Khartoum, Sudan - Sudan is voting in elections shunned by the opposition and expected to see the incumbent President Omar al-Bashir hold on to power for another five-year term.
Voting in the general and presidential elections began at 8am local time on Monday and will continue for three days.
More than 13 million people have registered to vote at some 11,000 polling stations across the country, but voting got off to a slow start, with mostly soldiers and elderly people showing up at locations visited by Al Jazeera.
At the St Francis School in central Khartoum, the first person to vote, 61-year-old Saad Eldin Osman,said it was his duty to vote "for the nations future" and that he would cast his vote for Bashir.
The 71-year-old president, who has been in power since June 1989, later voted at the same school, accompanied by ministers and his two wives.

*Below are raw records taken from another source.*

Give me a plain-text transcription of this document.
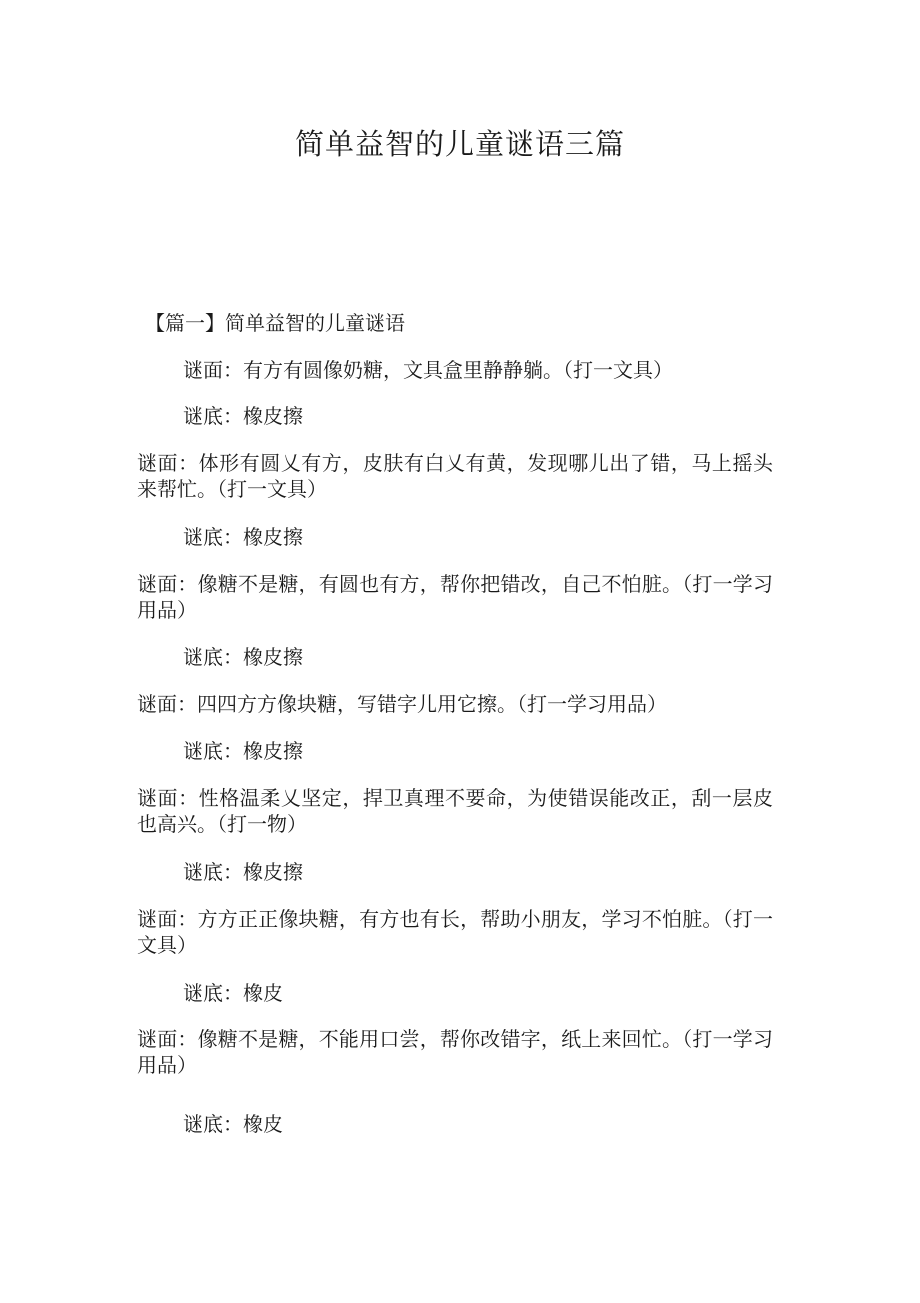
简单益智的儿童谜语三篇
【篇一】简单益智的儿童谜语
谜面：有方有圆像奶糖，文具盒里静静躺。（打一文具）
谜底：橡皮擦
谜面：体形有圆乂有方，皮肤有白乂有黄，发现哪儿出了错，马上摇头来帮忙。（打一文具）
谜底：橡皮擦
谜面：像糖不是糖，有圆也有方，帮你把错改，自己不怕脏。（打一学习用品）
谜底：橡皮擦
谜面：四四方方像块糖，写错字儿用它擦。（打一学习用品）
谜底：橡皮擦
谜面：性格温柔乂坚定，捍卫真理不要命，为使错误能改正，刮一层皮也高兴。（打一物）
谜底：橡皮擦
谜面：方方正正像块糖，有方也有长，帮助小朋友，学习不怕脏。（打一文具）
谜底：橡皮
谜面：像糖不是糖，不能用口尝，帮你改错字，纸上来回忙。（打一学习用品）
谜底：橡皮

The country's main opposition groups are boycotting the elections, in which 15 little-known candidates are challenging the incumbent.
"I only see Bashir on TV and elsewhere. It doesn't feel like Bashir has any other contesting against him," Ali Adel Kheder, 19, told Al Jazeera, adding that he would not vote.
"The state TV and private channels are all pro-Bashir. I don't know who the candidates are and what their election programmes are."
Mohammed Khatm al-Haaj, 22, however, said it was important for him to exercise his constitutional right to vote.
"Those boycotting are hurting the country. We need national dialogue, but after the election," he said.
Another voter, a retired lieutenant army general, who did not give his name, said that people should vote even if they wanted to vote against the president.
"Boycotting is a negative and not proactive," he said. "We all need to contribute as citizens. You are free to choose whomever you want. Just vote."